The University of Trento fosters applied research also in collaboration with industry and third parties.
To this end, it supports research results patenting and economic exploitation.
A patent is an exclusive territorial right granted for an invention in the country or region in which a patent has been filed and granted, in accordance with the law of that country or region.. The protection is granted for a limited period of 20 years.
Patent protection means that the invention cannot be commercially made, used, distributed or sold without the patent owner’s consent.
All patent owners are obliged to publicly disclose information on their invention; a patent owner has the exclusive right to decide who may – or may not – use the patented invention for the period in which the invention is protected. The patent owner may give permission to, or license, other parties to use the invention on mutually agreed terms.
The owner may also sell the right to the invention to someone else, who will then become the new owner of the patent.According to Italian patent law an invention must fulfill the following conditions to be protected by a patent: novelty, originality or inventive step, industrial applicability and lawfulness.
Property rights belong to the University researcher/professor, unless the research has been funded or co-funded by a third party.
In order to obtain an Italian patent protection the inventor needs to file a patent application (online system available) directly at the Italian Office for Patents and Brands (UIBM) or through local Chambers of Commerce. From 1 July 2008 the anteriority search is carried out by the European Patent Office (EPO).
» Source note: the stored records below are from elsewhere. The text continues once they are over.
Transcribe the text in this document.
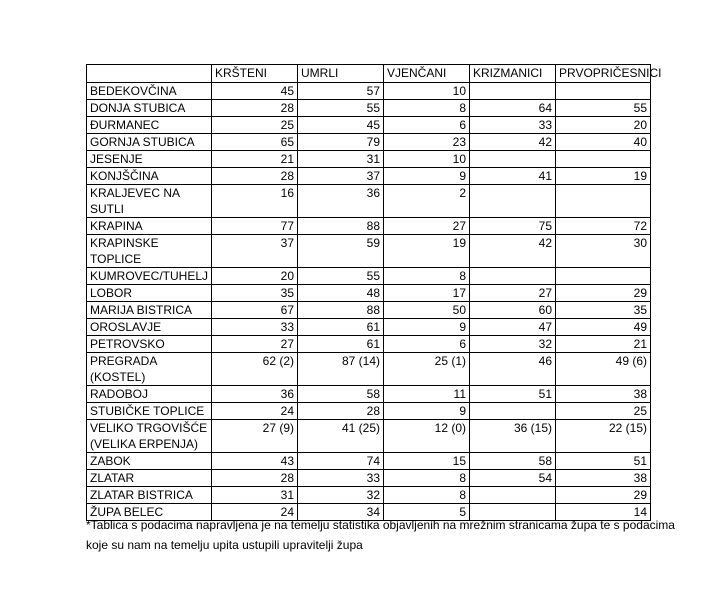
	KRŠTENI	UMRLI	VJENČANI	KRIZMANICI	PRVOPRIČESNICI
BEDEKOVČINA	45	57	10		
DONJA STUBICA	28	55	8	64	55
ĐURMANEC	25	45	6	33	20
GORNJA STUBICA	65	79	23	42	40
JESENJE	21	31	10		
KONJŠČINA	28	37	9	41	19
KRALJEVEC NA SUTLI	16	36	2		
KRAPINA	77	88	27	75	72
KRAPINSKE TOPLICE	37	59	19	42	30
KUMROVEC/TUHELJ	20	55	8		
LOBOR	35	48	17	27	29
MARIJA BISTRICA	67	88	50	60	35
OROSLAVJE	33	61	9	47	49
PETROVSKO	27	61	6	32	21
PREGRADA (KOSTEL)	62 (2)	87 (14)	25 (1)	46	49 (6)
RADOBOJ	36	58	11	51	38
STUBIČKE TOPLICE	24	28	9		25
VELIKO TRGOVIŠĆE (VELIKA ERPENJA)	27 (9)	41 (25)	12 (0)	36 (15)	22 (15)
ZABOK	43	74	15	58	51
ZLATAR	28	33	8	54	38
ZLATAR BISTRICA	31	32	8		29
ŽUPA BELEC	24	34	5		14
*Tablica s podacima napravljena je na temelju statistika objavljenih na mrežnim stranicama župa te s podacima koje su nam na temelju upita ustupili upravitelji župa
Patents filing or extension abroad can be carried out at national level (i.e. filing it in each country the inventor is interested in) or applying for a unitary patent as stated by:
- European Patents Convention (EPC) : it establishes a uniform patenting system through which the applicant can designate as many contracting states as he wants; a granted European patent is protected under national law in each of the countries designated in the application.
- International patent or PCT (Patent Cooperation Treaty): makes it possible to seek patent protection for an invention simultaneously in a large number of countries by filing a single “international” patent application; after the end of the PCT procedure the inventor starts the “national phase” pursuing the grant of his patents directly before the national (or regional) patent Offices of the countries in which you want to obtain them. Optionally, the inventor may also file demand for an international preliminary report on patentability (IPRP) evaluating the potential patentability of the invention. The document is not binding since the decision on the granting of a patent remains the responsibility of each of the national or regional Offices.